Mackey testified she joined Helinet in 2010 and that her contact while handling the FBI account was Grant, the unit chief of the FBI’s hostage and rescue team. She said Grant helped her get the job after speaking with Helinet executives at a trade show.

Mackey said she dated Grant before she worked at Helinet, but that she ended the relationship after she found out by accident that he was still married. But Grant persisted in pursuing Mackey and used his access to an FBI data base to track her flights on business trips, she said.

She said he also wanted to make her an FBI “source,” which would have enabled him to know of her whereabouts and doings 24 hours a day.

“Anything to do with my life, he had to know about it,” Mackey said.

Mackey said her Helinet bosses seemed unconcerned because the FBI account brought in so much revenue.

“I got very upset and started to cry,” Mackey said. “They said, ‘It’s OK, everything would be fine, don’t worry about it.’”

She said she begged her supervisors to take her off the FBI account, but they warned her that would mean losing lucrative commissions.

“Then take the commissions, I don’t want to deal with this anymore,” Mackey said she told her bosses.

Grant warned Mackey that if she left the FBI account, she would ultimately lose her job and that, in turn, would make it more difficult for her to afford tutoring for her special-needs son, the plaintiff said.

“He always used Noah because he knew he was so important to me,” Mackey said.

Mackey said Helinet management directed her to meet with Grant during another trip to Washington. She said he used obscene language while accusing her of being romantically involved with another man.

Grant grabbed her by the neck, touched her inappropriately and exposed himself to her while demanding that she perform a sexual act, she testified.

“I told him I wasn’t going to do that,” Mackey testified.

On another occasion, Grant called her 37 times within a few hours, unhappy because she was refusing to return his calls, she said.

Mackey said her Helinet bosses finally relented and she was taken off the FBI account in September 2012. But she said her travel opportunities were sharply cut back, preventing her from meeting with other clients.

Mackey said she was fired two months later.

“I was shocked,” she said. “I made my numbers. All I wanted to do was be taken off the FBI account.”

Mackey said she worked for a time stacking shelves at a Target store and has applied for as many as 400 jobs, some of them with clients she generated while working at Helinet and elsewhere. However, she said she has only landed about six or seven interviews.

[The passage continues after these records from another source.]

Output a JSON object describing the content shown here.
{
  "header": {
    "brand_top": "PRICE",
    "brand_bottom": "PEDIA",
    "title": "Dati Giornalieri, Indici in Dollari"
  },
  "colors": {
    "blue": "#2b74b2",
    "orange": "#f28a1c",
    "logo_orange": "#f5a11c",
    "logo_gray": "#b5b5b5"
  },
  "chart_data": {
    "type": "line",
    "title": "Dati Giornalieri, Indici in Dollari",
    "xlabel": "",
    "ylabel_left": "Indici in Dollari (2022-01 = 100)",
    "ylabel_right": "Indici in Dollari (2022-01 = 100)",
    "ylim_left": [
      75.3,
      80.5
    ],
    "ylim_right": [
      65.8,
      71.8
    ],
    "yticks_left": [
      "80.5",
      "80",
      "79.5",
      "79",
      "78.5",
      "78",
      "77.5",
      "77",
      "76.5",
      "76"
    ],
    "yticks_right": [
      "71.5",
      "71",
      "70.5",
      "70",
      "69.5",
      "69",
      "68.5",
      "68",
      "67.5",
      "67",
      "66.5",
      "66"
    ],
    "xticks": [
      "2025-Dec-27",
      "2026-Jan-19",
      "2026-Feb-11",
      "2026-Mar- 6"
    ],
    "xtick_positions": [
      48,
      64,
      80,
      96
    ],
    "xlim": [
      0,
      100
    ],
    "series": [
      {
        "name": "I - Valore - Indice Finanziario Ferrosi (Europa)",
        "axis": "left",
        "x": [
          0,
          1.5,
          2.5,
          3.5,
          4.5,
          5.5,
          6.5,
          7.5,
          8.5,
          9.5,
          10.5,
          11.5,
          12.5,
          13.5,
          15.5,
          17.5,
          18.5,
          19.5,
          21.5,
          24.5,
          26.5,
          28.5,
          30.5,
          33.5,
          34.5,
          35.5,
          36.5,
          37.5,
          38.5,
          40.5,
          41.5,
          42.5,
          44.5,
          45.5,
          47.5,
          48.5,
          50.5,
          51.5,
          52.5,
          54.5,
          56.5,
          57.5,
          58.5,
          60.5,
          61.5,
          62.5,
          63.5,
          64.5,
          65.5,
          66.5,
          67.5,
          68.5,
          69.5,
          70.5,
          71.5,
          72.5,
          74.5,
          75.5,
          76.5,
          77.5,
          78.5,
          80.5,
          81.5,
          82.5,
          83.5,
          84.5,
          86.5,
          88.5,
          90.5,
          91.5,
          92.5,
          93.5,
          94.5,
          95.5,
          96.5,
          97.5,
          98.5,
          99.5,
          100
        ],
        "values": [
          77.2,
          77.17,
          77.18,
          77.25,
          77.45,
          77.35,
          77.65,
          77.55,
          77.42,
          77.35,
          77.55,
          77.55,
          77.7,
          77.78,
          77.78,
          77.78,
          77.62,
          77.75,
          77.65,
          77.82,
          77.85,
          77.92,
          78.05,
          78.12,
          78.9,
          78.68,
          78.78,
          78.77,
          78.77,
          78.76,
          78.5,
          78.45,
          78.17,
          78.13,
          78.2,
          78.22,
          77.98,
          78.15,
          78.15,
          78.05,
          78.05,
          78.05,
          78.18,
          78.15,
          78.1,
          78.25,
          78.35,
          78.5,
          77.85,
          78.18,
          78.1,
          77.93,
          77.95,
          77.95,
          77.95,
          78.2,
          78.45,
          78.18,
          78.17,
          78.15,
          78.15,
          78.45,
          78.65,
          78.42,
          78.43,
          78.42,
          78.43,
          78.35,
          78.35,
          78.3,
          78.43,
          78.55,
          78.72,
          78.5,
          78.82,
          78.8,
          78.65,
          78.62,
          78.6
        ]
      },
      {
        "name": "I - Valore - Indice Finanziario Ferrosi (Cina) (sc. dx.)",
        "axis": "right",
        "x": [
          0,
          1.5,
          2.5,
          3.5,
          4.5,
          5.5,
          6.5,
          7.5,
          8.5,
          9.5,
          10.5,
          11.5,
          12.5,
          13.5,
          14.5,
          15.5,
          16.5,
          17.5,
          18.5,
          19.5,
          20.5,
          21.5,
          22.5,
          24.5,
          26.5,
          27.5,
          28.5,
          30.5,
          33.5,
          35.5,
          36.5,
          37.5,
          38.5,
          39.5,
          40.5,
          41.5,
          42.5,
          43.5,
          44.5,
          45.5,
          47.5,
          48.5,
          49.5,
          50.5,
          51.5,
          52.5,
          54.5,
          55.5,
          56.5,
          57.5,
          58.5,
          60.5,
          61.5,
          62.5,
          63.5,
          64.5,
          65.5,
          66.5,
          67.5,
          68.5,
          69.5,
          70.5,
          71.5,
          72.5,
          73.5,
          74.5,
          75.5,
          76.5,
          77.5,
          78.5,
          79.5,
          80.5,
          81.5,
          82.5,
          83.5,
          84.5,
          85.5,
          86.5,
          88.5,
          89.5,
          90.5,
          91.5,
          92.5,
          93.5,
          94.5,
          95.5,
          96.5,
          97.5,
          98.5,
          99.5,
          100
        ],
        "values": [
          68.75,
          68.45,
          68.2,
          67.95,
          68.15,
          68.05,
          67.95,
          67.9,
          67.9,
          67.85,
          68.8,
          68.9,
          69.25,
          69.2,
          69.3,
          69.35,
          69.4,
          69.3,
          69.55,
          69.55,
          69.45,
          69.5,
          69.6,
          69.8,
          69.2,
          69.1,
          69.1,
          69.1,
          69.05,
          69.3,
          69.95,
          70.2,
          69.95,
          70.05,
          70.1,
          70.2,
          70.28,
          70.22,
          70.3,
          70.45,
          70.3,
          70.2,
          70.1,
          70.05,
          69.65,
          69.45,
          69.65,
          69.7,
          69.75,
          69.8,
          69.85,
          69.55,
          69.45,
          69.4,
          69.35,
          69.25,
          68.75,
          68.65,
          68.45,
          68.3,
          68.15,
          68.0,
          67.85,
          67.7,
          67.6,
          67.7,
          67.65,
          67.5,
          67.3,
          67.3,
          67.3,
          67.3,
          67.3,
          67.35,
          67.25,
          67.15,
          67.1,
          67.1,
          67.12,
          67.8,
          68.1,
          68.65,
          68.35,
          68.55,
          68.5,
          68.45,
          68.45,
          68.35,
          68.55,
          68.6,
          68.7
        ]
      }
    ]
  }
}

She said she now works on a commissions-only basis for Surefire Flashlights.

Defense attorney Tracey Kennedy told jurors during her opening statement that Mackey’s case was about “secrets and lies.” She said Mackey never told her Helinet bosses about her previous romantic relationship with Grant. She also never said anything about sexual misconduct by Grant toward her, Kennedy

said.

Helinet acted quickly when Mackey complained and the FBI agent was told to stay away from her, Kennedy said. Emails show that Mackey was pleased with Helinet’s actions, according to Kennedy.

Mackey sued Helinet in August 2013. Grant and the FBI are not defendants in the case.